In adults, it is important to recognize a scarred kidney due to reflux nephropathy correctly to avoid unnecessary investigation of the areas of scarring or pseudotumors.

When scarring of the kidneys is detected in children, voiding cystourethrography should be performed to look for vesicoureteric reflux and, if it is present, institute treatment.

(A) Longitudinal sonographic image of the right kidney shows complete atrophy of the right renal parenchyma. The right renal pelvis (asterisk) and calices (arrowheads) are dilated. There is also dilatation of the right proximal ureter. (B) Longitudinal sonographic image of the normal left kidney in the same patient shows that the renal parenchyma (arrow) is normal in thickness. The renal sinus fat (asterisk) is normal, and there is no hydronephrosis. The normal, somewhat hypoechoic renal pyramids (arrowheads) should not be mistaken for caliceal dilatation.
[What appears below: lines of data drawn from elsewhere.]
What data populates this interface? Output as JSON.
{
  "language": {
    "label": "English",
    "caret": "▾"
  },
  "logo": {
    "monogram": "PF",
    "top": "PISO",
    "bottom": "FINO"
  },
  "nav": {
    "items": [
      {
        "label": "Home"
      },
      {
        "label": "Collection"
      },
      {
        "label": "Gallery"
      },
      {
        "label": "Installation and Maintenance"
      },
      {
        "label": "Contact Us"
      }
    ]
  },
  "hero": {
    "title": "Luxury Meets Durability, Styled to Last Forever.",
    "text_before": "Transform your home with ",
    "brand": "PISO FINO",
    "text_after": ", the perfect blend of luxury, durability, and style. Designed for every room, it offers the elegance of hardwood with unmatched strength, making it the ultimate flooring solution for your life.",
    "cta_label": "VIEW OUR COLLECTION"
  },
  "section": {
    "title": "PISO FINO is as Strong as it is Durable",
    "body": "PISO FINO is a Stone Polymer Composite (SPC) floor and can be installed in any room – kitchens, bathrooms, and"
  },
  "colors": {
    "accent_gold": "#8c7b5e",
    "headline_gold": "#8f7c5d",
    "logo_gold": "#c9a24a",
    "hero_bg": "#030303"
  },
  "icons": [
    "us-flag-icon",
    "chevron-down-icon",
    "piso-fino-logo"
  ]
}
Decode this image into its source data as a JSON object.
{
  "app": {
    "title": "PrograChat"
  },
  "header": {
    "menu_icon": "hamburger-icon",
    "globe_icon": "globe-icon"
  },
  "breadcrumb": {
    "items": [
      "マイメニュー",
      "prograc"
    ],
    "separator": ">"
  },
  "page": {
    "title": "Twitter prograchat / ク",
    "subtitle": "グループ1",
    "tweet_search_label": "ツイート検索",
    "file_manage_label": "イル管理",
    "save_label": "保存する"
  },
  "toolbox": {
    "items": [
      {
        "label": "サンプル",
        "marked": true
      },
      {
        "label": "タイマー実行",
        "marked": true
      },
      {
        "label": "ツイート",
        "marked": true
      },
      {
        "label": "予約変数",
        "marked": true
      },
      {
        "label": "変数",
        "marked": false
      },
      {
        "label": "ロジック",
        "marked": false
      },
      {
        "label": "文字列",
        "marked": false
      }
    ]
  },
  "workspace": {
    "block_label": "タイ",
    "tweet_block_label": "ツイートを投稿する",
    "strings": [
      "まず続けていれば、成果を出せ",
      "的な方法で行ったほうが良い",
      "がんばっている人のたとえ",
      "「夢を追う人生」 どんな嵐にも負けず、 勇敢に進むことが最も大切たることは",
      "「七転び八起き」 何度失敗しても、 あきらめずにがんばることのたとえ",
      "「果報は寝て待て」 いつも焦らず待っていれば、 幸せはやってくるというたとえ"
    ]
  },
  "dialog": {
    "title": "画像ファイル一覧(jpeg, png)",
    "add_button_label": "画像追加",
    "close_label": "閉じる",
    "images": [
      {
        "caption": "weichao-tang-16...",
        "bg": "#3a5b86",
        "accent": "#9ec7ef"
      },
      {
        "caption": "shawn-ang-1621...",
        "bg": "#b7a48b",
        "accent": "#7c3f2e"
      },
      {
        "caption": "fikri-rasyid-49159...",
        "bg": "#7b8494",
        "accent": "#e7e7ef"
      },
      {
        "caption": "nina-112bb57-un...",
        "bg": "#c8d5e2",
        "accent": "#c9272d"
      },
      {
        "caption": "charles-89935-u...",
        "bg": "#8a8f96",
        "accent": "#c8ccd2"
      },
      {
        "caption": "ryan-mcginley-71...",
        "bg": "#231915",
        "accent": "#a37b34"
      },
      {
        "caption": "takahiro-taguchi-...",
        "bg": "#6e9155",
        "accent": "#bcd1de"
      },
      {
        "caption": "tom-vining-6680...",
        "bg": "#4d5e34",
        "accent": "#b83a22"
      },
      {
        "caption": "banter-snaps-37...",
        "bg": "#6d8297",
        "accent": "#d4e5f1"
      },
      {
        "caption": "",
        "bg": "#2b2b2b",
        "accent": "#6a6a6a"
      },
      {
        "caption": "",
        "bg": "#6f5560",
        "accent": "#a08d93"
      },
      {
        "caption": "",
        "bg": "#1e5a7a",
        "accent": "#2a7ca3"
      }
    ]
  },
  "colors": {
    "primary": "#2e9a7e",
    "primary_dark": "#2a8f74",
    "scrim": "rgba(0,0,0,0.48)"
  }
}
• Chronic right hydronephrosis and hydroureter: There is dilatation of the collecting system as well as the ureter. The dilated collecting system appears as a fluid-filled structure with connecting fluid-filled, dilated branches. The severity of dilatation and degree of parenchymal atrophy depend on the duration of obstruction. Usually, it is possible to follow the ureter to the transition point by ultrasound, and computed tomography (CT) is necessary to determine the level and cause of obstruction.

• Right hydronephrosis due to ureteropelvic junction obstruction: This usually manifests in children or young adults, although it may present at a later age. The dilatation and parenchymal atrophy are usually more severe in congenital cases. The ureter is not dilated.

• Parapelvic cyst: This is more common than hydronephrosis. Because these cysts are often multiple, they may closely mimic hydronephrosis on ultrasound. However, the apparent branching structures do not communicate with one another. Nevertheless, sometimes it may be impossible to differentiate them from hydronephrosis without contrast-enhanced excretory phase images.

• When unilateral hydronephrosis is associated with hydroureter, it is always due to obstruction of the ipsilateral ureter or ureterovesical junction (UVJ). Ureteric obstruction can be due to intrinsic causes like stone or blood clot, mural causes like benign stricture or neoplasm, or extrinsic causes like malignant lymphadenopathy or pelvic mass. UVJ obstruction can be due to a stone impacted at the UVJ or to a bladder neoplasm.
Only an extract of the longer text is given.